One of my kids went to a horse camp for a week - learning to ride a horse, lots of fun - EXPENSIVE!!!!!! LOL!

Of course when we went to see the final day/closing show - afterwards, I met the owner and we talked and looked at square bales of hay.

All of owner's hay was dusty. All of it was nice and "green" in color and much of it was over ripe stems and seed heads. It was bought from a local brand name feed store and was $7 per bale!

I am very leary of green hay! I see green and think mold, but apparently the horse owner wants green hay.

How do you folks manage "green" hay and no dust or mold in the same square bale?

Thanks!
Bill


----------



## swmnhay (Jun 13, 2008)

The color of the hay is more determined by bleaching then the moisture of the hay.A heavy dew and then sun hitting it will cause it to bleach more then when humidity Is low.

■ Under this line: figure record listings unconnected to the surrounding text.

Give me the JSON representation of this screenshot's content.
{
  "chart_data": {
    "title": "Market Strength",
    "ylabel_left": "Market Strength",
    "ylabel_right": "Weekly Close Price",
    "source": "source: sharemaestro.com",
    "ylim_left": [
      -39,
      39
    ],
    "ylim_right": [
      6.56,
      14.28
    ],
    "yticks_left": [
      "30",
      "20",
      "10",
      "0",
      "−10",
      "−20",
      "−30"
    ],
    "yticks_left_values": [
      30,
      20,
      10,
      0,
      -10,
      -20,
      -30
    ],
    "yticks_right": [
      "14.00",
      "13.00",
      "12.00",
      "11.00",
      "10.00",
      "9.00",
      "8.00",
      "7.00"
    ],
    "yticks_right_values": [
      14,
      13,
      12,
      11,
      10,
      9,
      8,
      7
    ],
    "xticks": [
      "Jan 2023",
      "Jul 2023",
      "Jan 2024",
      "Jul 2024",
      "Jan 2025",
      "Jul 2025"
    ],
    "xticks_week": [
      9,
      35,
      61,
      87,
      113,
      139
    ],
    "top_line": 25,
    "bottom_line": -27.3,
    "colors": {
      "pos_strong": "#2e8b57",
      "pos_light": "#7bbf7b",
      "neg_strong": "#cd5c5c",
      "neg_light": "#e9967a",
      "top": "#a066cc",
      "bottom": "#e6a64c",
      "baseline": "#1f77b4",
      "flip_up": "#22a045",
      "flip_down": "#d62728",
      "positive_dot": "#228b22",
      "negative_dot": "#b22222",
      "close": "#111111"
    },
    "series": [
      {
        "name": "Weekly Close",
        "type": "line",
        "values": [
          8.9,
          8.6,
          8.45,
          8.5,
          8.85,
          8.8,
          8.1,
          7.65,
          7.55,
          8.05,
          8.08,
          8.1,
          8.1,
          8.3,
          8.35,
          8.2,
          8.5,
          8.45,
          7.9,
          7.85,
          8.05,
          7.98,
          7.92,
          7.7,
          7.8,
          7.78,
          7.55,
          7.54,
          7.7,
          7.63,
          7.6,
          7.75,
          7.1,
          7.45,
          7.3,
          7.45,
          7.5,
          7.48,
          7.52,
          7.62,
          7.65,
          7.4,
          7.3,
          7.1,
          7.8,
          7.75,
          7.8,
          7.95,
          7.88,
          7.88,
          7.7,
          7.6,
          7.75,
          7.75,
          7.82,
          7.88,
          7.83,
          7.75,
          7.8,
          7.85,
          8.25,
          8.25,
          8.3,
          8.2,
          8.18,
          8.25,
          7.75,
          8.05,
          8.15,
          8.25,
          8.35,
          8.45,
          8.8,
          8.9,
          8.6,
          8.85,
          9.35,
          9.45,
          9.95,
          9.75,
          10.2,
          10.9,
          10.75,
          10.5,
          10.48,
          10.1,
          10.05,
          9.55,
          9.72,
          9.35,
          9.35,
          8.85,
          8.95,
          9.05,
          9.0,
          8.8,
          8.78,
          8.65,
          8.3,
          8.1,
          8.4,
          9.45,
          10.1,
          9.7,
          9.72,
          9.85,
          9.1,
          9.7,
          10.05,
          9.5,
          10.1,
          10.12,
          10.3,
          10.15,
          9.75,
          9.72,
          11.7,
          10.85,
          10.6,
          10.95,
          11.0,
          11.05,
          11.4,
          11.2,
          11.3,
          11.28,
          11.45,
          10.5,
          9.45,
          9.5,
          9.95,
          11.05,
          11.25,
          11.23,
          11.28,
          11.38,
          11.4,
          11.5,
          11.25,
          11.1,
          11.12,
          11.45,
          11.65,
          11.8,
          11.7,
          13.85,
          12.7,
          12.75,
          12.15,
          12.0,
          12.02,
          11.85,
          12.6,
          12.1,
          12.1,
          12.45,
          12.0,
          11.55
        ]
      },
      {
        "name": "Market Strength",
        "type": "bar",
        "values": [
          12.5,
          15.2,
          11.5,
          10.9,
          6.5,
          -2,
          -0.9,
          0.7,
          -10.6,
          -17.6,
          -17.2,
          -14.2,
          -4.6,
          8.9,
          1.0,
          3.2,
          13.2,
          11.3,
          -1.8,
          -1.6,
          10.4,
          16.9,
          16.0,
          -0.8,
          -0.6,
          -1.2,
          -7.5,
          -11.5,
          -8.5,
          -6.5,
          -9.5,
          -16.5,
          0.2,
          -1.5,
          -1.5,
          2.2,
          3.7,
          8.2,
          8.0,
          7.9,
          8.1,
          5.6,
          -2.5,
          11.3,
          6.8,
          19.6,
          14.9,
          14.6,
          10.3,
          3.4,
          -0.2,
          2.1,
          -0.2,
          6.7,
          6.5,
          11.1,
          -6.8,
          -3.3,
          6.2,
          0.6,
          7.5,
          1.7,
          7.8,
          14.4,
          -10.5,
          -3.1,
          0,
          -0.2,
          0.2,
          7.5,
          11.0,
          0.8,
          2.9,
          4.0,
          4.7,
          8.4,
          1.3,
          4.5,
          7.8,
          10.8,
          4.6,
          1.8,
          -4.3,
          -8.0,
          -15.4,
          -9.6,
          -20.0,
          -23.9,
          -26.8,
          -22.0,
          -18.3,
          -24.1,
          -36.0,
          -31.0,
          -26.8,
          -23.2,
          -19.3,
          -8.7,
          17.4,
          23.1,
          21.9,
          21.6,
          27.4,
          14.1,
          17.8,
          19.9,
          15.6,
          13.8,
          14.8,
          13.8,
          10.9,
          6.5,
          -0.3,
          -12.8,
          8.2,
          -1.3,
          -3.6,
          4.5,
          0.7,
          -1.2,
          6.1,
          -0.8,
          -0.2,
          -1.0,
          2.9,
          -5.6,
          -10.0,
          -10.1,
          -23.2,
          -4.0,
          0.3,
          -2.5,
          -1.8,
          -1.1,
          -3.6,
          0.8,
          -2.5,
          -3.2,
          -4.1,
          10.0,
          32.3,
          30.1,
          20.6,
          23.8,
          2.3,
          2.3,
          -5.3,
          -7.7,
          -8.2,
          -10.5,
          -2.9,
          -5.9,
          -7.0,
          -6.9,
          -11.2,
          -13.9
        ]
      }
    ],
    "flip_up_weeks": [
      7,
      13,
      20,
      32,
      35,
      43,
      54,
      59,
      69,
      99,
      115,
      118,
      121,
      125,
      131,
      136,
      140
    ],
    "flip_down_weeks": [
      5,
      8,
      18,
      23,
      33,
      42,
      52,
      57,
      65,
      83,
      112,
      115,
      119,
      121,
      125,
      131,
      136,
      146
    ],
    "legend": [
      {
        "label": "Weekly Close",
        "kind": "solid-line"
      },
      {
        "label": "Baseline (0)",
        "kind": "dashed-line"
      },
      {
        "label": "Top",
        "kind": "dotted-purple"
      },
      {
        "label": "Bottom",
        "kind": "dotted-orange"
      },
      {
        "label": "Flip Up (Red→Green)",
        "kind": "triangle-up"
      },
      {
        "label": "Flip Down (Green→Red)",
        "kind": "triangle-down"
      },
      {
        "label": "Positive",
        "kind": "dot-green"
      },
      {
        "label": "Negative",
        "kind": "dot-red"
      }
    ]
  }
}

There was a re baler place near here that sprayed green dye on the hay in the re baleing process.Prly made a few horsey folk happy,but he went broke also.


----------



## Tx Jim (Jun 30, 2014)

Actually where I live hay can be green in color and also be correct moisture(15% or below) when sq baled. Most horsey people that I sell hay to wouldn't know a good bale of hay from a bad bale as they think GREEN COLOR indicates good hay..


----------



## FarmerCline (Oct 12, 2011)

Yep, swmnhay hit the nail on the head. The more of the hay and the longer it is exposed to the sun the more it is going to be bleached out to a brownish color. The faster you can get it dried and into a bale the more green color the hay will have. Green color of hay and green hay meaning wet are two different things.


----------



## Nitram (Apr 2, 2011)

Here most Alf hay is left in tight narrow windrows with sunny warm/hot dry and breezy weather the outside exposure is min raked with the dew then baled produces the tastey green those picky horses (owners) desire


----------



## Tim/South (Dec 12, 2011)

All of the square bales of Bermuda sold around here are green in color. Been that way since the first tedders became popular. It is good, cured hay. Just not bleached. Horse people here expect their Bermuda to be a light green now days.


----------